Here's something I found. William Washabaugh, whom I first encountered as a scholar of flamenco, writes an article "Philosophical Bases for Visual Multiculturalism at the College Level." For some reason not explained, visual literacy should focus on issues of race and gender: "visual studies can operate most effectively at the undergraduate level when combined with critical multiculturalism in a single mandatory general education course" (129).
Quoting Nussbaum, he find that courses in multiculturalism are ... to diverse, too different from one another. Lacking a common methodology. This might be a good thing (for me), but apparently it is not. Apparently, we must all think in the same way.

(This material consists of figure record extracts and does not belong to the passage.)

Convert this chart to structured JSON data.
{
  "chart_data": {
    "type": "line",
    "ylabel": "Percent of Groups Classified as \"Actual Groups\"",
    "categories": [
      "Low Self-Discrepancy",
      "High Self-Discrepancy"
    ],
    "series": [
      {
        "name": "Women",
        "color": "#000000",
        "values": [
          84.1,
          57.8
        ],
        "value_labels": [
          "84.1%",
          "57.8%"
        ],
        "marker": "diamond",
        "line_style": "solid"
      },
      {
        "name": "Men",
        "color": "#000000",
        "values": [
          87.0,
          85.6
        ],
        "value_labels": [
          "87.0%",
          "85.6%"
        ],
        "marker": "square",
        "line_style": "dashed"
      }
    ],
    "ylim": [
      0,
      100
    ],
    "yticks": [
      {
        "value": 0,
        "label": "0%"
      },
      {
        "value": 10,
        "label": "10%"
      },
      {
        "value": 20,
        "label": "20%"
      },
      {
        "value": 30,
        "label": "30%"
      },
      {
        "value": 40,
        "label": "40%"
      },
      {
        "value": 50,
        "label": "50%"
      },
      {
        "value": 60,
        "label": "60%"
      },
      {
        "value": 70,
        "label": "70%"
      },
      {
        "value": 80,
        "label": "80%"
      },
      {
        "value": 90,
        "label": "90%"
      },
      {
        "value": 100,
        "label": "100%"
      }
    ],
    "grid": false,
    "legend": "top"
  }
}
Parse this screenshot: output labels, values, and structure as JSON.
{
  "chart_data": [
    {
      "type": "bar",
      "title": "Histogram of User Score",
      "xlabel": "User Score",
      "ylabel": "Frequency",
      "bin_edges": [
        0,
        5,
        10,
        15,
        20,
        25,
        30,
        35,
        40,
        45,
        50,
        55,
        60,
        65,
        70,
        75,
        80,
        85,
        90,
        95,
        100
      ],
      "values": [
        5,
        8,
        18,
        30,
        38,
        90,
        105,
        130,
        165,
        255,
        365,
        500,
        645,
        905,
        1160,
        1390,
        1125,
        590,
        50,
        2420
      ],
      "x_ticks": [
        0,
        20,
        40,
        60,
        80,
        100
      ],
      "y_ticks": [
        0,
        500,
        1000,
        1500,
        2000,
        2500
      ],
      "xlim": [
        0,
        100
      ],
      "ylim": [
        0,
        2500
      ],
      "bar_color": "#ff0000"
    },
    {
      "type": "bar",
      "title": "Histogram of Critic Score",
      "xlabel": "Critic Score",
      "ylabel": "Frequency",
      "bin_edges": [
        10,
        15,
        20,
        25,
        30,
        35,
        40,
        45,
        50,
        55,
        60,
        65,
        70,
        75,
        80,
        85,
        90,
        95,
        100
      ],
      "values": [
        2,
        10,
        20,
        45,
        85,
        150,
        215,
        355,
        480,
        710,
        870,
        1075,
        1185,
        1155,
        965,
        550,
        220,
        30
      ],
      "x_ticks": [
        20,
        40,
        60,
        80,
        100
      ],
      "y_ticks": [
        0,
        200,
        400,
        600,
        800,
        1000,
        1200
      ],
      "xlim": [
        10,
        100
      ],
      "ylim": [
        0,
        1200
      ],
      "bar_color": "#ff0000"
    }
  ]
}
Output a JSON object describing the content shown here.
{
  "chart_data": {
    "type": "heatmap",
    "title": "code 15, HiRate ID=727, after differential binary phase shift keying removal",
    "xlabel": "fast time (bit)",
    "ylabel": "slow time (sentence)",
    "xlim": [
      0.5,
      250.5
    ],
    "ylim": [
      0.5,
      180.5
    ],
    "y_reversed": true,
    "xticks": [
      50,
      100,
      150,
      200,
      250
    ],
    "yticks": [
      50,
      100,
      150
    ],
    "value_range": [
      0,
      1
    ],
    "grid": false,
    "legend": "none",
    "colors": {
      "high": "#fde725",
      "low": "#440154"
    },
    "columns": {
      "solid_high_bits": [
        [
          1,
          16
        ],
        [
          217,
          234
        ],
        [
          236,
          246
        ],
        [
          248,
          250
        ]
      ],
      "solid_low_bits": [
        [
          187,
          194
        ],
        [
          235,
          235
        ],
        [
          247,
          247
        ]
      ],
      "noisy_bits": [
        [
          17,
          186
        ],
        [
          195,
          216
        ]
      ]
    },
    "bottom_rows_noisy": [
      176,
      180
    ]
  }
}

It turns out that this should center whiteness:
Within such a single multicultural course, the issue of ideology should be central. Accordingly such a course should provide ample opportunity for contemporary studies of whiteness. In place of wide-ranging celebratory descriptions of minority groups and their histories, studies of whiteness focus attention on the ideological forces that create ethnic groups, and on the gendering and racializing processes that reproduce privilege. (136; emphasis aded).
Well, this is a lot more efficient, because you don't have to know much about these minority groups, just that they are produced, negatively, by "ideological forces." Don't focus on celebrating anything these groups have achieved, on their own ways of constructing their reality. Treat everything from the perspective of the self-questioning white intellectual, by all means.

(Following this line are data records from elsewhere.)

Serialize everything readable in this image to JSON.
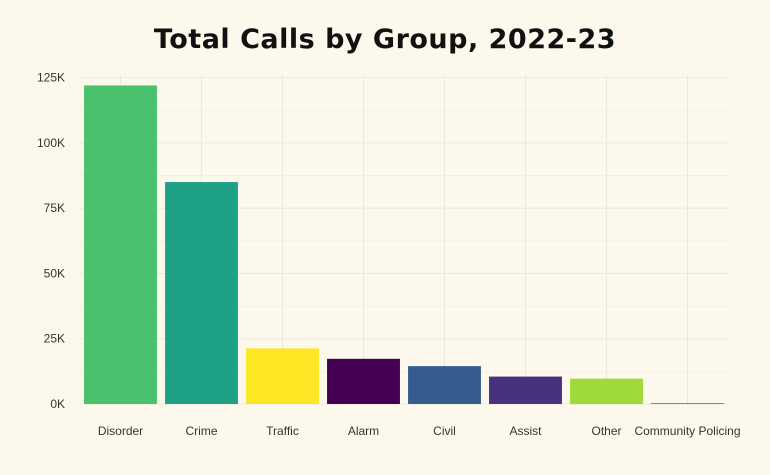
{
  "chart_data": {
    "type": "bar",
    "title": "Total Calls by Group, 2022-23",
    "xlabel": "",
    "ylabel": "",
    "categories": [
      "Disorder",
      "Crime",
      "Traffic",
      "Alarm",
      "Civil",
      "Assist",
      "Other",
      "Community Policing"
    ],
    "values": [
      122000,
      85000,
      21300,
      17300,
      14500,
      10500,
      9700,
      300
    ],
    "colors": [
      "#4ac16d",
      "#1fa187",
      "#fde725",
      "#440154",
      "#365c8d",
      "#46327e",
      "#a0da39",
      "#277f8e"
    ],
    "ylim": [
      0,
      126000
    ],
    "y_ticks": [
      {
        "value": 0,
        "label": "0K"
      },
      {
        "value": 25000,
        "label": "25K"
      },
      {
        "value": 50000,
        "label": "50K"
      },
      {
        "value": 75000,
        "label": "75K"
      },
      {
        "value": 100000,
        "label": "100K"
      },
      {
        "value": 125000,
        "label": "125K"
      }
    ],
    "grid": true,
    "legend": "none"
  }
}
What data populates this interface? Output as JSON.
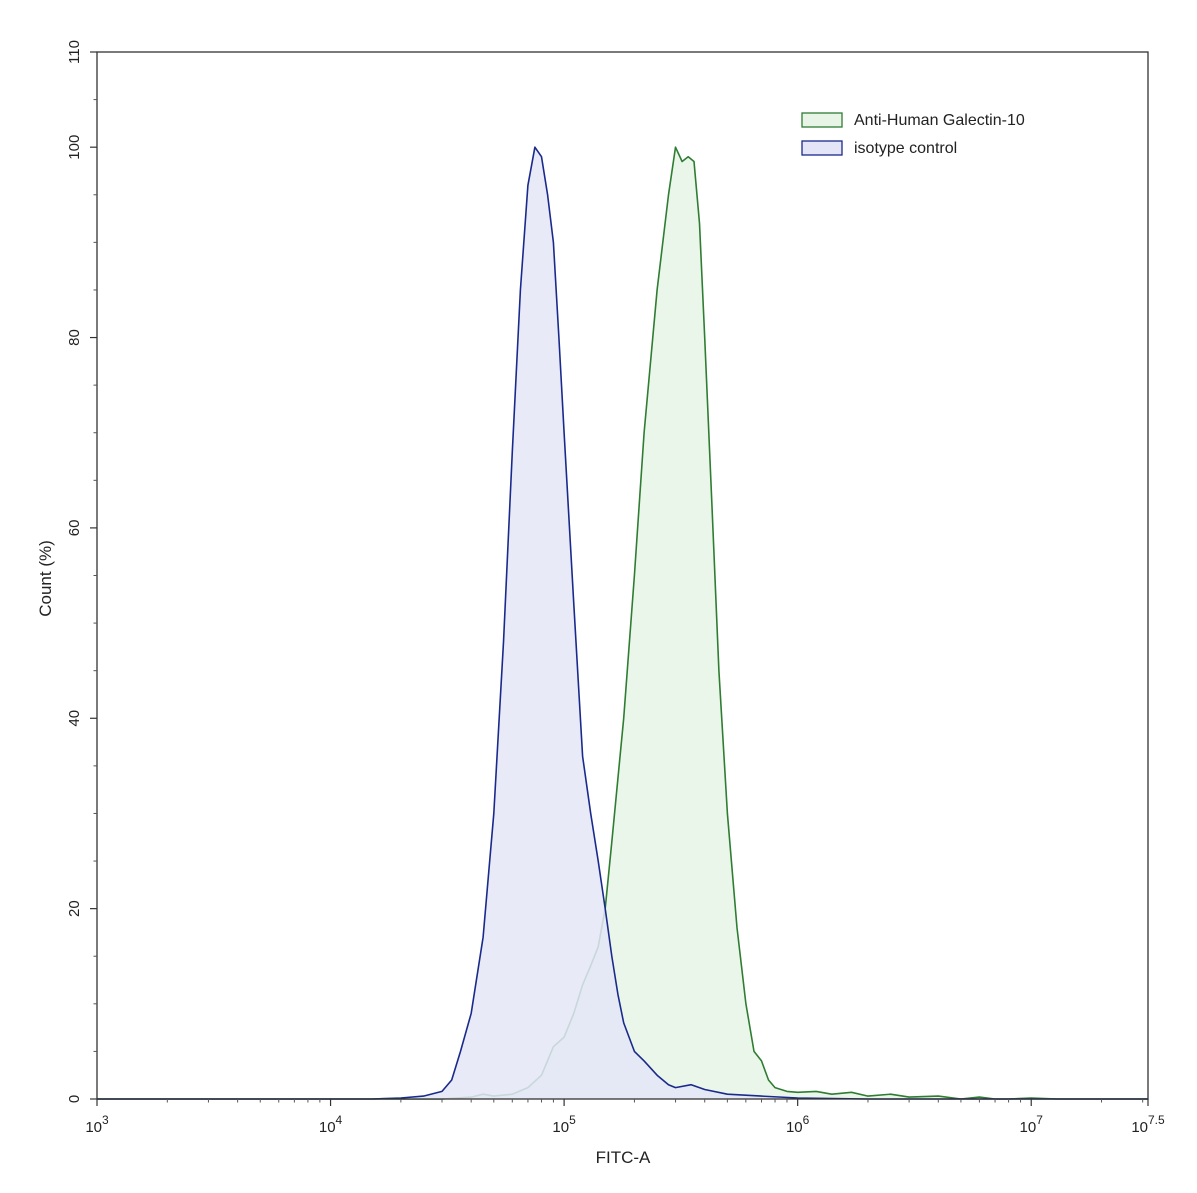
{
  "chart_data": {
    "type": "area",
    "title": "",
    "xlabel": "FITC-A",
    "ylabel": "Count (%)",
    "xscale": "log",
    "xlim": [
      1000,
      31622776.6
    ],
    "ylim": [
      0,
      110
    ],
    "x_ticks": [
      {
        "base": "10",
        "exp": "3"
      },
      {
        "base": "10",
        "exp": "4"
      },
      {
        "base": "10",
        "exp": "5"
      },
      {
        "base": "10",
        "exp": "6"
      },
      {
        "base": "10",
        "exp": "7"
      },
      {
        "base": "10",
        "exp": "7.5"
      }
    ],
    "y_ticks": [
      "0",
      "20",
      "40",
      "60",
      "80",
      "100",
      "110"
    ],
    "grid": false,
    "legend_position": "top-right",
    "series": [
      {
        "name": "Anti-Human Galectin-10",
        "stroke": "#2e7d32",
        "fill": "#e8f4e6",
        "x": [
          1000,
          30000,
          40000,
          45000,
          50000,
          60000,
          70000,
          80000,
          90000,
          100000,
          110000,
          120000,
          130000,
          140000,
          150000,
          160000,
          180000,
          200000,
          220000,
          250000,
          280000,
          300000,
          320000,
          340000,
          360000,
          380000,
          400000,
          430000,
          460000,
          500000,
          550000,
          600000,
          650000,
          700000,
          750000,
          800000,
          900000,
          1000000,
          1200000,
          1400000,
          1700000,
          2000000,
          2500000,
          3000000,
          4000000,
          5000000,
          6000000,
          7000000,
          8000000,
          10000000,
          13000000,
          20000000,
          31622776.6
        ],
        "y": [
          0,
          0,
          0.2,
          0.5,
          0.3,
          0.5,
          1.2,
          2.5,
          5.5,
          6.5,
          9,
          12,
          14,
          16,
          20,
          27,
          40,
          55,
          70,
          85,
          95,
          100,
          98.5,
          99,
          98.5,
          92,
          80,
          62,
          45,
          30,
          18,
          10,
          5,
          4,
          2,
          1.2,
          0.8,
          0.7,
          0.8,
          0.5,
          0.7,
          0.3,
          0.5,
          0.2,
          0.3,
          0,
          0.2,
          0,
          0,
          0.1,
          0,
          0,
          0
        ]
      },
      {
        "name": "isotype control",
        "stroke": "#1a2a8c",
        "fill": "#e4e6f7",
        "x": [
          1000,
          3000,
          4000,
          15000,
          20000,
          25000,
          30000,
          33000,
          36000,
          40000,
          45000,
          50000,
          55000,
          60000,
          65000,
          70000,
          75000,
          80000,
          85000,
          90000,
          95000,
          100000,
          110000,
          120000,
          130000,
          140000,
          150000,
          160000,
          170000,
          180000,
          200000,
          220000,
          250000,
          280000,
          300000,
          350000,
          400000,
          500000,
          700000,
          1000000,
          2000000,
          31622776.6
        ],
        "y": [
          0,
          0,
          0,
          0,
          0.1,
          0.3,
          0.8,
          2,
          5,
          9,
          17,
          30,
          48,
          68,
          85,
          96,
          100,
          99,
          95,
          90,
          80,
          70,
          52,
          36,
          30,
          25,
          20,
          15,
          11,
          8,
          5,
          4,
          2.5,
          1.5,
          1.2,
          1.5,
          1,
          0.5,
          0.3,
          0.1,
          0,
          0
        ]
      }
    ]
  }
}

The idea that this would be a single, mandatory class is rather chilling. A unitary model for "multiculturalism."
3 comments:
He made Full with this vita which indicates UWMilwaukee is not all that demanding of a place. https://sites.uwm.edu/wash/cv/ I mean you can get away with those publishers here maybe but I know universities, not top ones either, where, etc.... So that's me being mean, my vita is worse, but the thing is that this one is one that made Full.

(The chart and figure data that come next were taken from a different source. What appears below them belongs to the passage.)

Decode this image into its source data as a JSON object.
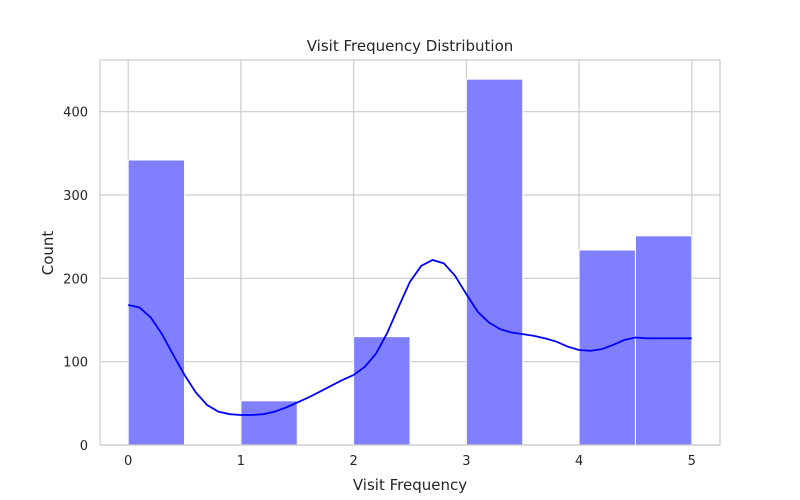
{
  "chart_data": {
    "type": "bar",
    "title": "Visit Frequency Distribution",
    "xlabel": "Visit Frequency",
    "ylabel": "Count",
    "xlim": [
      -0.25,
      5.25
    ],
    "ylim": [
      0,
      462
    ],
    "grid": true,
    "x_ticks": [
      0,
      1,
      2,
      3,
      4,
      5
    ],
    "y_ticks": [
      0,
      100,
      200,
      300,
      400
    ],
    "bar_color": "#8080ff",
    "bar_edge_color": "#ffffff",
    "line_color": "#0000ff",
    "bins": [
      {
        "x0": 0.0,
        "x1": 0.5,
        "count": 342
      },
      {
        "x0": 0.5,
        "x1": 1.0,
        "count": 0
      },
      {
        "x0": 1.0,
        "x1": 1.5,
        "count": 53
      },
      {
        "x0": 1.5,
        "x1": 2.0,
        "count": 0
      },
      {
        "x0": 2.0,
        "x1": 2.5,
        "count": 130
      },
      {
        "x0": 2.5,
        "x1": 3.0,
        "count": 0
      },
      {
        "x0": 3.0,
        "x1": 3.5,
        "count": 439
      },
      {
        "x0": 3.5,
        "x1": 4.0,
        "count": 0
      },
      {
        "x0": 4.0,
        "x1": 4.5,
        "count": 234
      },
      {
        "x0": 4.5,
        "x1": 5.0,
        "count": 251
      }
    ],
    "kde": {
      "x": [
        0.0,
        0.1,
        0.2,
        0.3,
        0.4,
        0.5,
        0.6,
        0.7,
        0.8,
        0.9,
        1.0,
        1.1,
        1.2,
        1.3,
        1.4,
        1.5,
        1.6,
        1.7,
        1.8,
        1.9,
        2.0,
        2.1,
        2.2,
        2.3,
        2.4,
        2.5,
        2.6,
        2.7,
        2.8,
        2.9,
        3.0,
        3.1,
        3.2,
        3.3,
        3.4,
        3.5,
        3.6,
        3.7,
        3.8,
        3.9,
        4.0,
        4.1,
        4.2,
        4.3,
        4.4,
        4.5,
        4.6,
        4.7,
        4.8,
        4.9,
        5.0
      ],
      "y": [
        168,
        165,
        153,
        133,
        108,
        84,
        63,
        48,
        40,
        37,
        36,
        36,
        37,
        40,
        45,
        51,
        57,
        64,
        71,
        78,
        84,
        94,
        110,
        135,
        166,
        196,
        215,
        222,
        218,
        203,
        181,
        160,
        147,
        139,
        135,
        133,
        131,
        128,
        124,
        118,
        114,
        113,
        115,
        120,
        126,
        129,
        128,
        128,
        128,
        128,
        128
      ]
    }
  }
}
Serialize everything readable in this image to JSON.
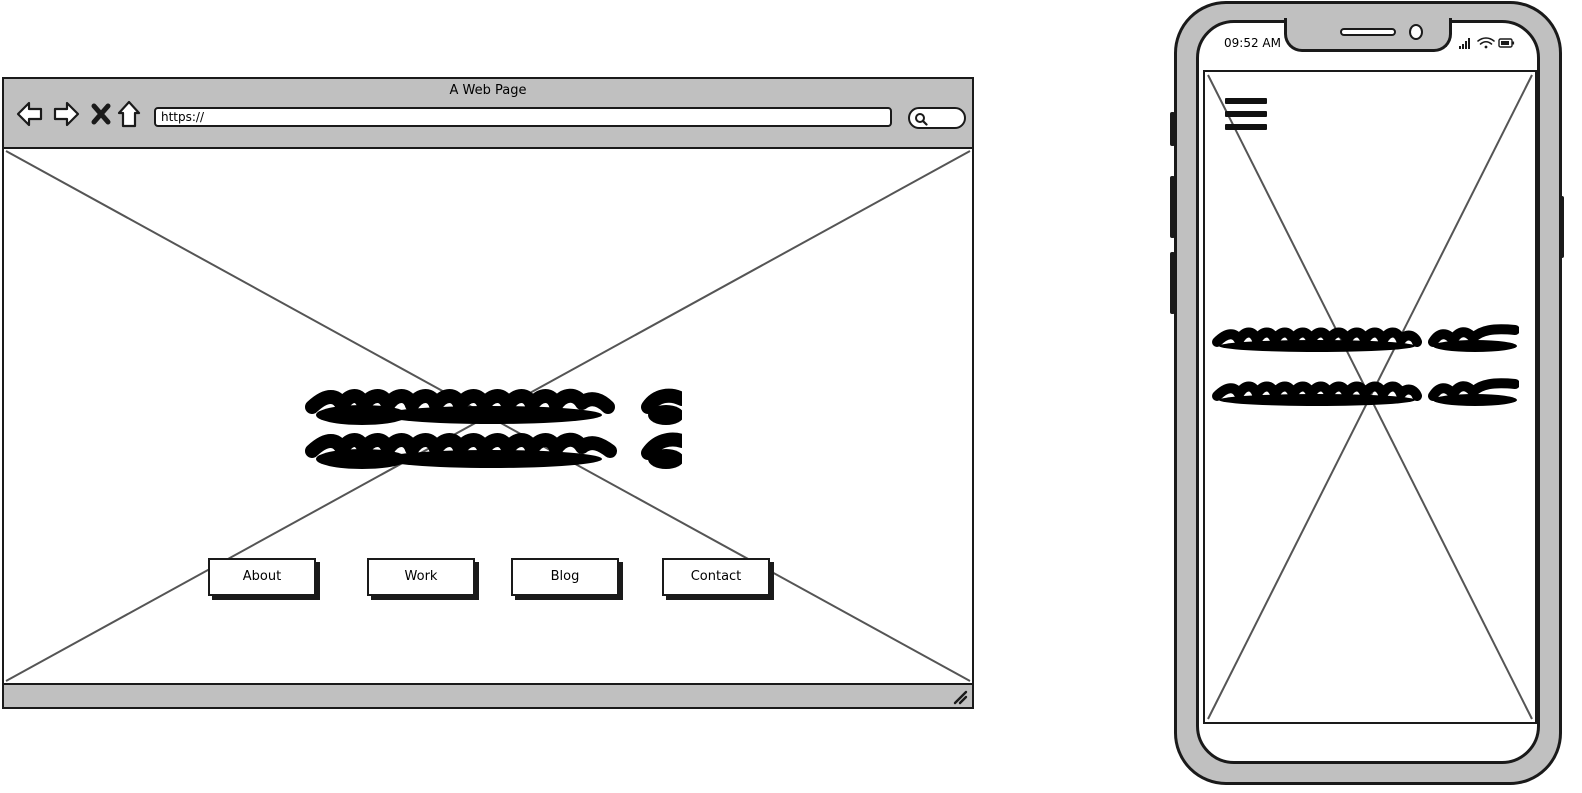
{
  "browser": {
    "title": "A Web Page",
    "url": "https://",
    "toolbar_icons": [
      "back-arrow-icon",
      "forward-arrow-icon",
      "close-icon",
      "home-icon",
      "search-icon"
    ],
    "nav_buttons": [
      {
        "label": "About"
      },
      {
        "label": "Work"
      },
      {
        "label": "Blog"
      },
      {
        "label": "Contact"
      }
    ],
    "hero_text_placeholder": "scribble-text",
    "image_placeholder": "x-image-placeholder"
  },
  "phone": {
    "time": "09:52 AM",
    "status_icons": [
      "signal-icon",
      "wifi-icon",
      "battery-icon"
    ],
    "menu_icon": "hamburger-menu-icon",
    "hero_text_placeholder": "scribble-text",
    "image_placeholder": "x-image-placeholder"
  },
  "colors": {
    "chrome_gray": "#c0c0c0",
    "stroke": "#1a1a1a",
    "placeholder_line": "#555555"
  }
}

Anyway, a broad multicultural education is one thing, and what he's proposing is something else. It's a valid and important course, but if made into a universal requirement is unlikely except in the VERY best of circumstances to be anything but poorly given and resented, and it doesn't substitute for having a large variety of courses available that don't center US/Europe.
I am still burned since an advisee told me today that "regular" history was Europe and US and everything else was a niche interest. This advisee would be for a multicultural course IF all the cultures were US ones. But is not interested in foreign countries unless they are in W Europe minus Spain and Portugal. THAT kind of myopia is an important part of what multicultural requirements used to fight and evidently still need to.
Right. Multi-culturalism in US alone cannot even be multiculturalism, since the other cultures come from other places, reflect immigrant experiences. The international perspective is key, to see the US as part of the Americas in the plural, but also including Jewish and Chinese diasporas, relations of power between Latin American and the Iberian peninsula.
The whole book on visual literacy that I was excited to read was a bit of a dud, in that the visual itself seemed to play second fiddle to a theoretical discourse about it.